Case Studies
The agriculture sector of the 21st century represents one of the most important achievements of human civilizations in terms of producing large amounts of relatively affordable food that is theoretically more than sufficient to feed the world’s growing population. Yet the food system as a whole also faces some major challenges, both in terms of environmental sustainability and human well-being.
The negative impact of the current food system on aspects of well-being, such as health or the environment, have been underestimated as the sector has been mainly steered by income, markets and productivity goals. The current food system puts pressures on the very resources (water, soil quality) and ecosystems on which it depends, threatening its own sustainability. Many of these pressures are linked to the intensification of farming practices to meet growing global food demand (e.g. excessive use of fertilizers, pesticides and antibiotics, industrial livestock systems, unsustainable grazing), specialization and uniformity of landscapes, and land conversion for agriculture.
According to the Intergovernmental Panel on Climate Change (IPCC, 2018[5], Agricultural production is responsible for around 10-12% of global greenhouse gases (GHGs). The combined agriculture, forestry and land-use sectors are responsible for around one-quarter of global GHG emissions. Most of the direct emissions from agriculture are due to methane from enteric fermentation of ruminants (39% of the global GHG emissions from agriculture in 2016, in CO2eq, manure applied to pasture (16%) and rice cultivation (10%). Synthetic fertilizers, which emit nitrous oxide (N2O) into the atmosphere, account for 13% of GHG emissions from the agricultural sector world-wide. The net carbon sink caused by environmental changes due to human activity, including the increased fertilization due to more carbon in the atmosphere, is the equivalent of 29% of total human-caused CO2 emissions.
The current food system also does not entirely succeed in meeting the objective of providing a healthy diet for everyone, even though it has the necessary capacity and produces sufficient total calories.

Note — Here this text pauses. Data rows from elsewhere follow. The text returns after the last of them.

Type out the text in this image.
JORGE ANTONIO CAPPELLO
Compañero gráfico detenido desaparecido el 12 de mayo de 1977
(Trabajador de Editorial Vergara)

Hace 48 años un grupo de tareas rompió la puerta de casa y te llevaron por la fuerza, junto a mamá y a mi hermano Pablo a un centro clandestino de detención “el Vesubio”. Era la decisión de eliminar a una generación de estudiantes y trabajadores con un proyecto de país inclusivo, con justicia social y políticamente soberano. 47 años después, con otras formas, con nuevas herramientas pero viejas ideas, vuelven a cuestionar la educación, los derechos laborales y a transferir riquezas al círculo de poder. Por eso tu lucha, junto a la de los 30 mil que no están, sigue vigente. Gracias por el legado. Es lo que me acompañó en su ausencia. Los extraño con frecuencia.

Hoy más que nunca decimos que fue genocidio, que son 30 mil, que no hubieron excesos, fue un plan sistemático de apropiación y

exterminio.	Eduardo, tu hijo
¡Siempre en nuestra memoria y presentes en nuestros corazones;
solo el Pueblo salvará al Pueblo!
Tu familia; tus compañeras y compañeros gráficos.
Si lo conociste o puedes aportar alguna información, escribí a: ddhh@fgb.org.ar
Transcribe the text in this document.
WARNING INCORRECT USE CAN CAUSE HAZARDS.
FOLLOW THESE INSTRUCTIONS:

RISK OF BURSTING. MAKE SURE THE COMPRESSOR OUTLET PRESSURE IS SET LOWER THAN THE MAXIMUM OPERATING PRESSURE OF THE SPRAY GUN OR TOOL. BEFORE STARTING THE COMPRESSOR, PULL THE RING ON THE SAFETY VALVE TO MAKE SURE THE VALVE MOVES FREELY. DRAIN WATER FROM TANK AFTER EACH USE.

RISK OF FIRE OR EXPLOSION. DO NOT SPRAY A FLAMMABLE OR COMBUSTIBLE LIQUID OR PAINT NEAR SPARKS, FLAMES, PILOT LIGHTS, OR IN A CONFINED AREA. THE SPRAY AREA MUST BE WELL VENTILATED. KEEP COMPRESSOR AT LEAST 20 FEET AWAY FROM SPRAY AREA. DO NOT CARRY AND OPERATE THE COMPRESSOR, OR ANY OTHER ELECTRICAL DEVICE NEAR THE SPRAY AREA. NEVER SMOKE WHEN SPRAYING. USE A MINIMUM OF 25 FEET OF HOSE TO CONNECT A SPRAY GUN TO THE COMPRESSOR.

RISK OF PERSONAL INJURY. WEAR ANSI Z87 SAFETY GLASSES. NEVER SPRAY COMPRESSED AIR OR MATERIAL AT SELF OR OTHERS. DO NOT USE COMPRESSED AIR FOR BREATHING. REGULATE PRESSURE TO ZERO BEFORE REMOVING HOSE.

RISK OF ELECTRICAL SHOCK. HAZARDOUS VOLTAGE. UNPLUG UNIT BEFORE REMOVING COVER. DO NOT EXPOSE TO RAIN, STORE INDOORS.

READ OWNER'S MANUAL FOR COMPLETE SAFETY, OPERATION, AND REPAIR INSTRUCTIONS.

The World Health Organization (WHO, 2018[13]) estimates that 452 million adults world-wide are underweight, and 159 million children under the age of five suffer from stunted growth mainly in Africa; meanwhile, 1.9 billion adults are overweight or suffer from obesity.
Based on Seeding Africa 2019 Baseline study in eight African Countries (Uganda, Zimbabwe, Liberia Ivory Coast, Nigeria, Morocco, Madagascar and Ghana, together with available data from African Renewal research, Hunger already affects about 240 million Africans daily yet Africa’s population is projected to reach 2 billion in less than 37 years!, in 86 years three out of every four people added to the planet will be African. Yet as of now tens of millions of people in rural Africa are experiencing harder times as relying on erratic rains, exhausted soils and underinvestment are sinking them deeper into poverty as agriculture- the mainstay of their livelihoods continues to face challenges.
Seeding Africa has launched a “revolution” in African agriculture through much greater use of organic manure to reduce the potential environmental risks to African soils and water sources from too much imported chemical fertilizer being applied to farms, urge farmers to use more animal manure, compost and other organic fertilizers. If farmers better integrate stock-raising with crop cultivation, cattle and other livestock could provide them with not only more manure but also with animal traction for ploughing fields and hauling crops after they are harvested. One way to make organic fertilizers more available and affordable is to increase local production. This can reduce costs, ease the pressure on foreign currency reserves and shorten the supply chain to farmers.